Actually, I'm helping a small software shop on their Scrum Implementation. Recently the Scrum Master reported me that he has a problem because the Team is working Over Time to achieve the Scope (Committed Backlog). So they have an Unreal Velocity.
My formal question(s) is / are:
- Apart from speaking about on the Retrospective Meeting; do you think that is a good idea to implement some hard-blocks to avoid Over Time?
If so, what techniques / tools do you suggest?
- Revision Control system (SVN, GIT, HG, etc...), blocks by hours (8 to 5)
- Work station blocks by hours (8 to 5) or cumulative hours (up to 8 hrs/day)?
- Other(s)...
Or, maybe, do not hard-block this kind of things; but implement some "Penalty System" for Unjustified Extra Hours?

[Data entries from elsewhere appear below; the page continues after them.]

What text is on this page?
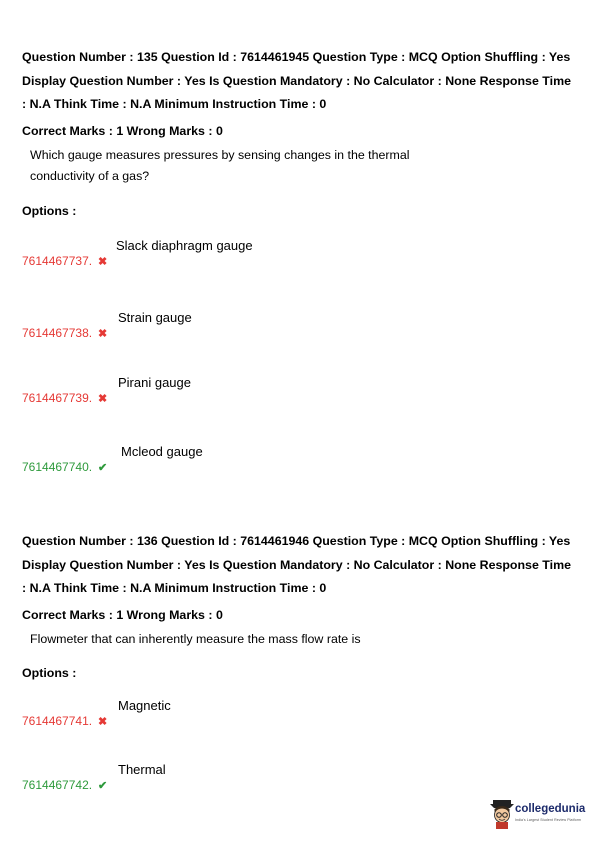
Question Number : 135 Question Id : 7614461945 Question Type : MCQ Option Shuffling : Yes Display Question Number : Yes Is Question Mandatory : No Calculator : None Response Time : N.A Think Time : N.A Minimum Instruction Time : 0

Correct Marks : 1 Wrong Marks : 0
Which gauge measures pressures by sensing changes in the thermal conductivity of a gas?
Options :
7614467737. ✖
Slack diaphragm gauge
7614467738. ✖
Strain gauge
7614467739. ✖
Pirani gauge
7614467740. ✔
Mcleod gauge

Question Number : 136 Question Id : 7614461946 Question Type : MCQ Option Shuffling : Yes Display Question Number : Yes Is Question Mandatory : No Calculator : None Response Time : N.A Think Time : N.A Minimum Instruction Time : 0

Correct Marks : 1 Wrong Marks : 0
Flowmeter that can inherently measure the mass flow rate is
Options :
7614467741. ✖
Magnetic
7614467742. ✔
Thermal
collegedunia
India's Largest Student Review Platform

First: Tks all for your fast responses.
@Baqueta (and others with similar questions): No they are not been paid for Extra Hours. My first advise to them was to review their estimates because maybe they were underestimating. This was my favorite advise:
If they have an interest in working overtime, remove it. Development isn't something you can do for 60 hours a week and stay productive, and there are numerous studies out there that prove this. If overtime pay is the issue, get rid of it and improve their base pay so they're getting what they're worth.
Also, I think that the root problem (for this team), is a combination of the following:
- The developers are being told what they must achieve in a sprint/aren't being consulted on what's achievable/are being ignored when they say there's too much work.
- The developers are consistently underestimating how much time tasks will take/how many units of work are involved in each task.
Summary: I'll talk to the Team to review their estimates, and with the P.O. because I feel that they are not being consulted about the scope, as you mentioned.